A New Way to Think About Agentic Automation

Claude Code is already a capable AI coding assistant. But one of its less-discussed features — the /workflows command and the multi-agent orchestration system it connects to — changes how developers can structure complex, long-running tasks.

Instead of prompting Claude Code to do one thing at a time, you can compose sequences of agents, each handling a distinct part of a larger job. The /workflows command is how you define, store, and invoke those compositions.

This post covers what the /workflows command is, how dynamic multi-agent workflows operate in Claude Code, when they’re worth using, and how the broader ecosystem of multi-agent automation is evolving.


What Is Claude Code, and Why Does Multi-Agent Matter?

Claude Code is Anthropic’s terminal-based agentic coding tool. It runs alongside your codebase, can read and write files, execute commands, call APIs, and work through complex programming tasks with minimal hand-holding.

Out of the box, it’s powerful for single-session tasks: debugging a function, writing tests, refactoring a module. But real software work rarely fits neatly into one task. A meaningful engineering goal — say, auditing a codebase for security issues, then writing fixes, then generating documentation — involves multiple discrete jobs that ideally run in parallel or in a specific sequence.

That’s the core argument for multi-agent workflows. When tasks are independent, parallelizing them is faster. When tasks require different specialized approaches, having purpose-built agents handle each one produces better results.

Claude Code’s architecture supports this. Claude can act as an orchestrator — directing other agents and synthesizing their outputs — or as a subagent — executing specific instructions handed down from above. The /workflows command sits at the entry point of this orchestration system.


Understanding the /workflows Command

What It Actually Does

In Claude Code, slash commands are how you trigger specific behaviors or load pre-defined instructions. Some are built-in (/help, /clear, /compact). Others are custom commands stored as Markdown files in your project’s .claude/commands/ directory or globally in ~/.claude/commands/.
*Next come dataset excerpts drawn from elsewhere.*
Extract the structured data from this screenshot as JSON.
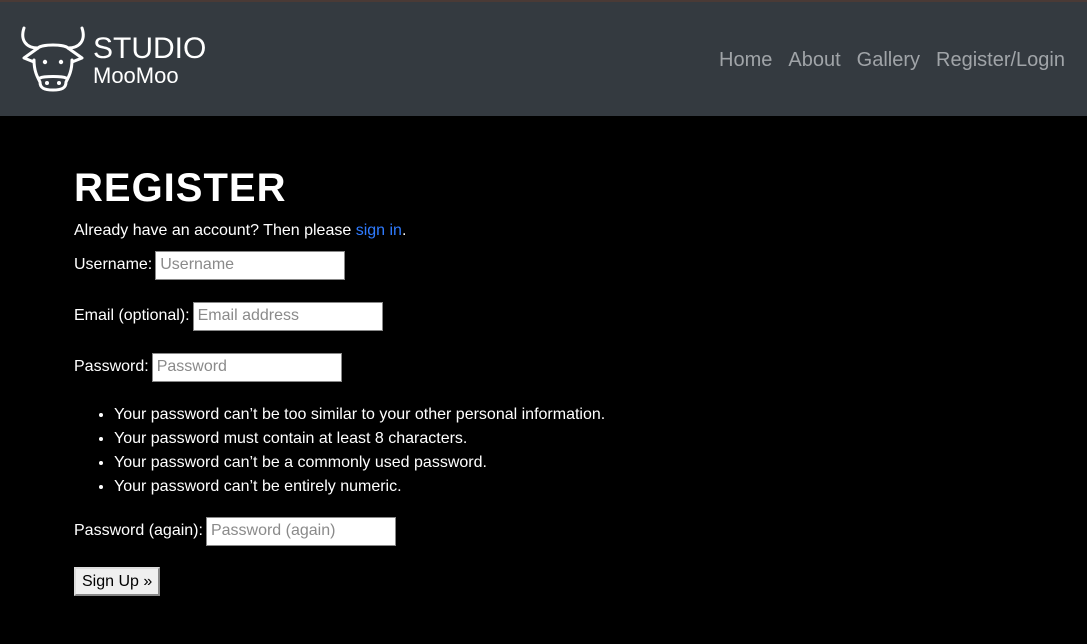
{
  "brand": {
    "line1": "STUDIO",
    "line2": "MooMoo",
    "logo_icon": "cow-head-icon"
  },
  "nav": {
    "items": [
      {
        "label": "Home"
      },
      {
        "label": "About"
      },
      {
        "label": "Gallery"
      },
      {
        "label": "Register/Login"
      }
    ]
  },
  "page": {
    "title": "REGISTER",
    "intro_prefix": "Already have an account? Then please ",
    "intro_link": "sign in",
    "intro_suffix": "."
  },
  "form": {
    "username": {
      "label": "Username:",
      "placeholder": "Username"
    },
    "email": {
      "label": "Email (optional):",
      "placeholder": "Email address"
    },
    "password": {
      "label": "Password:",
      "placeholder": "Password"
    },
    "help": [
      "Your password can’t be too similar to your other personal information.",
      "Your password must contain at least 8 characters.",
      "Your password can’t be a commonly used password.",
      "Your password can’t be entirely numeric."
    ],
    "password2": {
      "label": "Password (again):",
      "placeholder": "Password (again)"
    },
    "submit_label": "Sign Up »"
  },
  "colors": {
    "navbar_bg": "#343a40",
    "nav_link": "#a0a4a8",
    "link_accent": "#2f7bff",
    "page_bg": "#000000"
  }
}
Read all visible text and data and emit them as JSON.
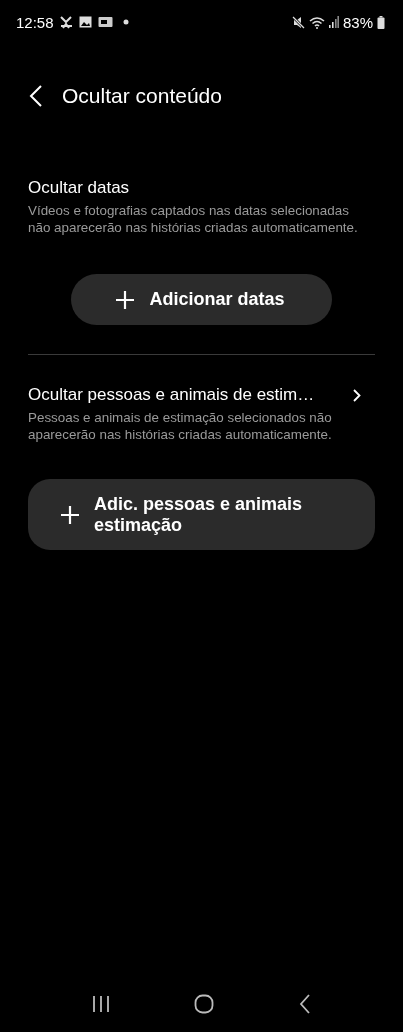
{
  "status_bar": {
    "time": "12:58",
    "battery": "83%"
  },
  "header": {
    "title": "Ocultar conteúdo"
  },
  "sections": [
    {
      "title": "Ocultar datas",
      "chevron": false,
      "description": "Vídeos e fotografias captados nas datas selecionadas não aparecerão nas histórias criadas automaticamente.",
      "button": {
        "label": "Adicionar datas",
        "kind": "compact"
      }
    },
    {
      "title": "Ocultar pessoas e animais de estim…",
      "chevron": true,
      "description": "Pessoas e animais de estimação selecionados não aparecerão nas histórias criadas automaticamente.",
      "button": {
        "label": "Adic. pessoas e animais estimação",
        "kind": "wide"
      }
    }
  ]
}
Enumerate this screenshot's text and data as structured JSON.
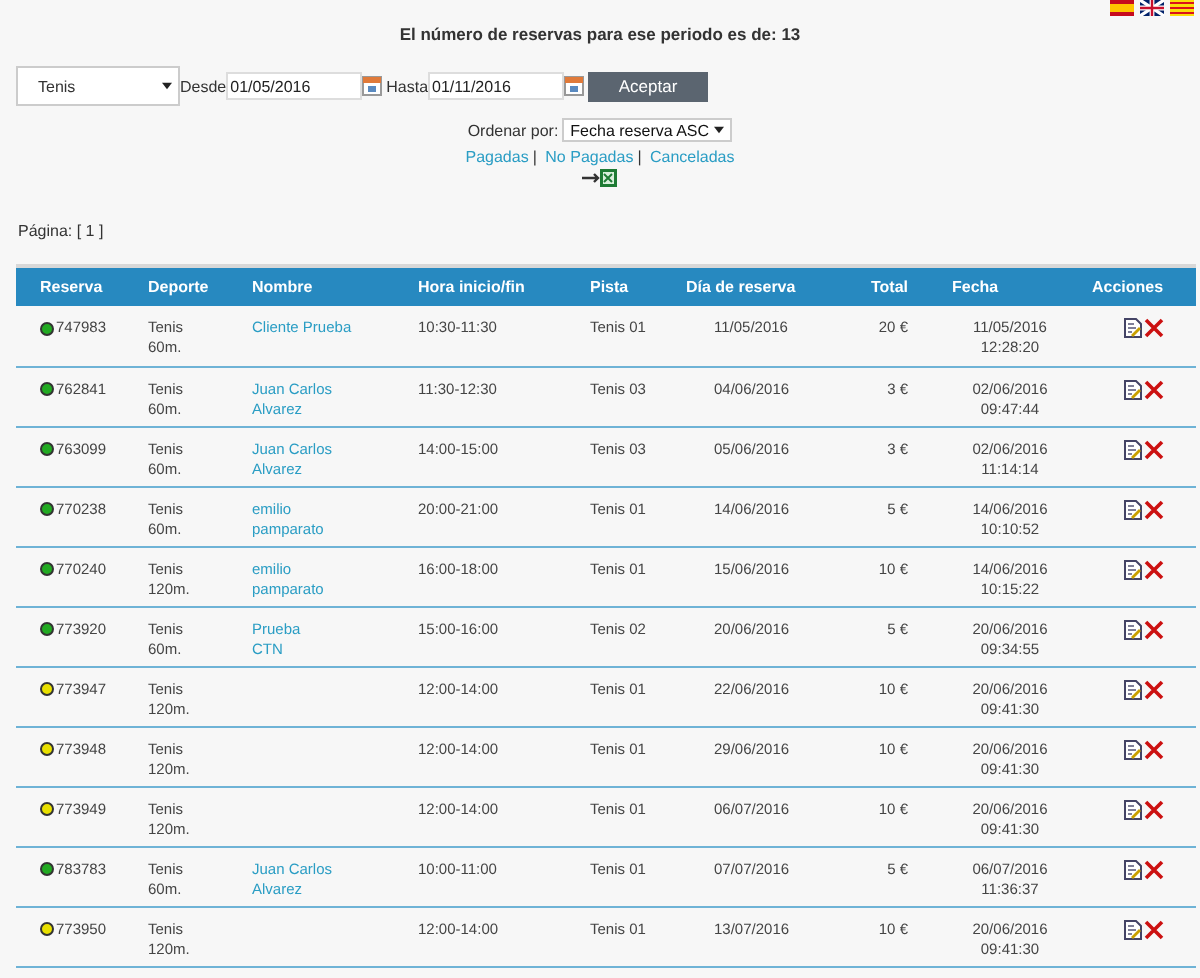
{
  "languages": [
    {
      "kind": "es"
    },
    {
      "kind": "en"
    },
    {
      "kind": "ca"
    }
  ],
  "summary": "El número de reservas para ese periodo es de: 13",
  "filters": {
    "sport": "Tenis",
    "from_label": "Desde",
    "from": "01/05/2016",
    "to_label": "Hasta",
    "to": "01/11/2016",
    "submit": "Aceptar"
  },
  "sort": {
    "label": "Ordenar por:",
    "value": "Fecha reserva ASC"
  },
  "status_links": [
    "Pagadas",
    "No Pagadas",
    "Canceladas"
  ],
  "link_separator": "|",
  "pagination": "Página: [ 1 ]",
  "table": {
    "columns": [
      "Reserva",
      "Deporte",
      "Nombre",
      "Hora inicio/fin",
      "Pista",
      "Día de reserva",
      "Total",
      "Fecha",
      "Acciones"
    ],
    "rows": [
      {
        "id": "747983",
        "color": "#22aa22",
        "sport": [
          "Tenis",
          "60m."
        ],
        "name": [
          "Cliente Prueba"
        ],
        "time": "10:30-11:30",
        "court": "Tenis 01",
        "day": "11/05/2016",
        "total": "20 €",
        "date": [
          "11/05/2016",
          "12:28:20"
        ]
      },
      {
        "id": "762841",
        "color": "#22aa22",
        "sport": [
          "Tenis",
          "60m."
        ],
        "name": [
          "Juan Carlos",
          "Alvarez"
        ],
        "time": "11:30-12:30",
        "court": "Tenis 03",
        "day": "04/06/2016",
        "total": "3 €",
        "date": [
          "02/06/2016",
          "09:47:44"
        ]
      },
      {
        "id": "763099",
        "color": "#22aa22",
        "sport": [
          "Tenis",
          "60m."
        ],
        "name": [
          "Juan Carlos",
          "Alvarez"
        ],
        "time": "14:00-15:00",
        "court": "Tenis 03",
        "day": "05/06/2016",
        "total": "3 €",
        "date": [
          "02/06/2016",
          "11:14:14"
        ]
      },
      {
        "id": "770238",
        "color": "#22aa22",
        "sport": [
          "Tenis",
          "60m."
        ],
        "name": [
          "emilio",
          "pamparato"
        ],
        "time": "20:00-21:00",
        "court": "Tenis 01",
        "day": "14/06/2016",
        "total": "5 €",
        "date": [
          "14/06/2016",
          "10:10:52"
        ]
      },
      {
        "id": "770240",
        "color": "#22aa22",
        "sport": [
          "Tenis",
          "120m."
        ],
        "name": [
          "emilio",
          "pamparato"
        ],
        "time": "16:00-18:00",
        "court": "Tenis 01",
        "day": "15/06/2016",
        "total": "10 €",
        "date": [
          "14/06/2016",
          "10:15:22"
        ]
      },
      {
        "id": "773920",
        "color": "#22aa22",
        "sport": [
          "Tenis",
          "60m."
        ],
        "name": [
          "Prueba",
          "CTN"
        ],
        "time": "15:00-16:00",
        "court": "Tenis 02",
        "day": "20/06/2016",
        "total": "5 €",
        "date": [
          "20/06/2016",
          "09:34:55"
        ]
      },
      {
        "id": "773947",
        "color": "#e8e000",
        "sport": [
          "Tenis",
          "120m."
        ],
        "time": "12:00-14:00",
        "court": "Tenis 01",
        "day": "22/06/2016",
        "total": "10 €",
        "date": [
          "20/06/2016",
          "09:41:30"
        ]
      },
      {
        "id": "773948",
        "color": "#e8e000",
        "sport": [
          "Tenis",
          "120m."
        ],
        "time": "12:00-14:00",
        "court": "Tenis 01",
        "day": "29/06/2016",
        "total": "10 €",
        "date": [
          "20/06/2016",
          "09:41:30"
        ]
      },
      {
        "id": "773949",
        "color": "#e8e000",
        "sport": [
          "Tenis",
          "120m."
        ],
        "time": "12:00-14:00",
        "court": "Tenis 01",
        "day": "06/07/2016",
        "total": "10 €",
        "date": [
          "20/06/2016",
          "09:41:30"
        ]
      },
      {
        "id": "783783",
        "color": "#22aa22",
        "sport": [
          "Tenis",
          "60m."
        ],
        "name": [
          "Juan Carlos",
          "Alvarez"
        ],
        "time": "10:00-11:00",
        "court": "Tenis 01",
        "day": "07/07/2016",
        "total": "5 €",
        "date": [
          "06/07/2016",
          "11:36:37"
        ]
      },
      {
        "id": "773950",
        "color": "#e8e000",
        "sport": [
          "Tenis",
          "120m."
        ],
        "time": "12:00-14:00",
        "court": "Tenis 01",
        "day": "13/07/2016",
        "total": "10 €",
        "date": [
          "20/06/2016",
          "09:41:30"
        ]
      }
    ]
  }
}
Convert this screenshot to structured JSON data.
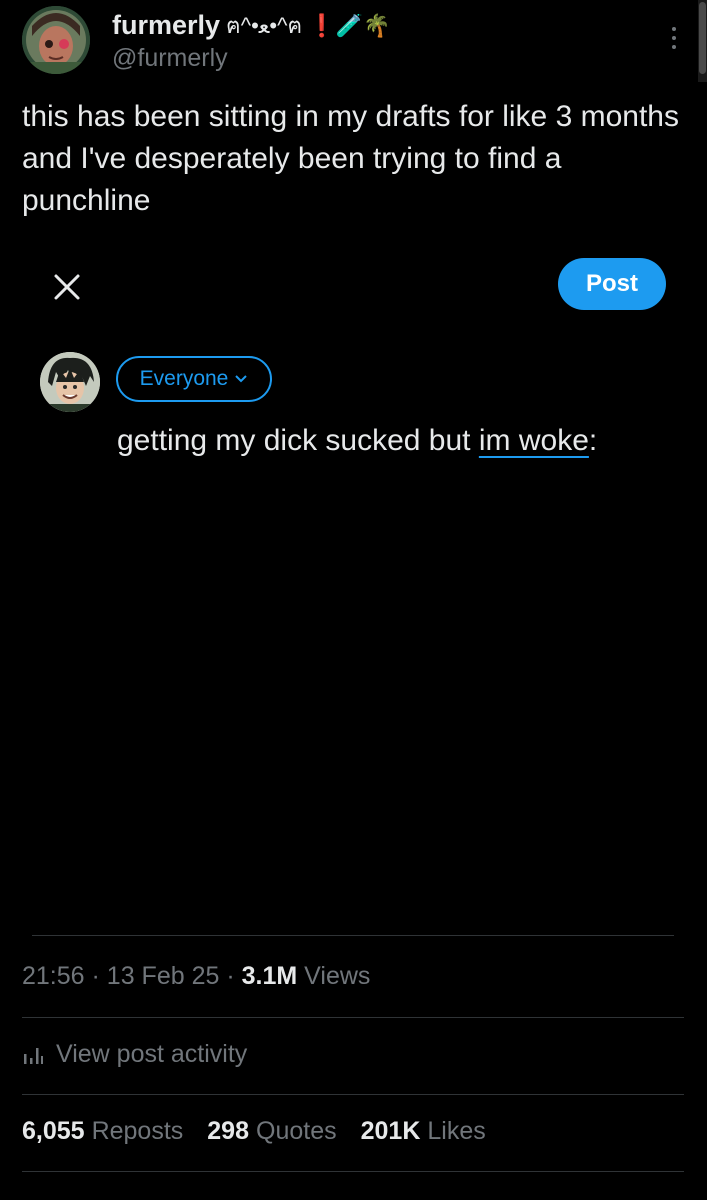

The /workflows command — whether you’re using a community-defined version or configuring your own — is a mechanism for invoking pre-written workflow definitions. When you call /workflows, Claude loads the associated Markdown instructions and treats them as a structured directive for how to break down and execute a complex task using multiple agents or multi-step reasoning.

Think of it as a saved playbook. Instead of writing out the same orchestration logic every time, you define it once in a .md file, and the slash command calls it on demand.

Custom Slash Commands in Claude Code

Custom slash commands follow a simple convention:

  • Create a file at .claude/commands/workflows.md (or any name you choose)
  • Write the workflow logic in natural language, structured as instructions Claude should follow
  • Invoke it with /workflows (or /project:workflows for project-scoped commands)

The content of that file can be anything: a checklist Claude should run through, a description of how to coordinate multiple agents on a task, constraints on what tools to use, or a full orchestration plan.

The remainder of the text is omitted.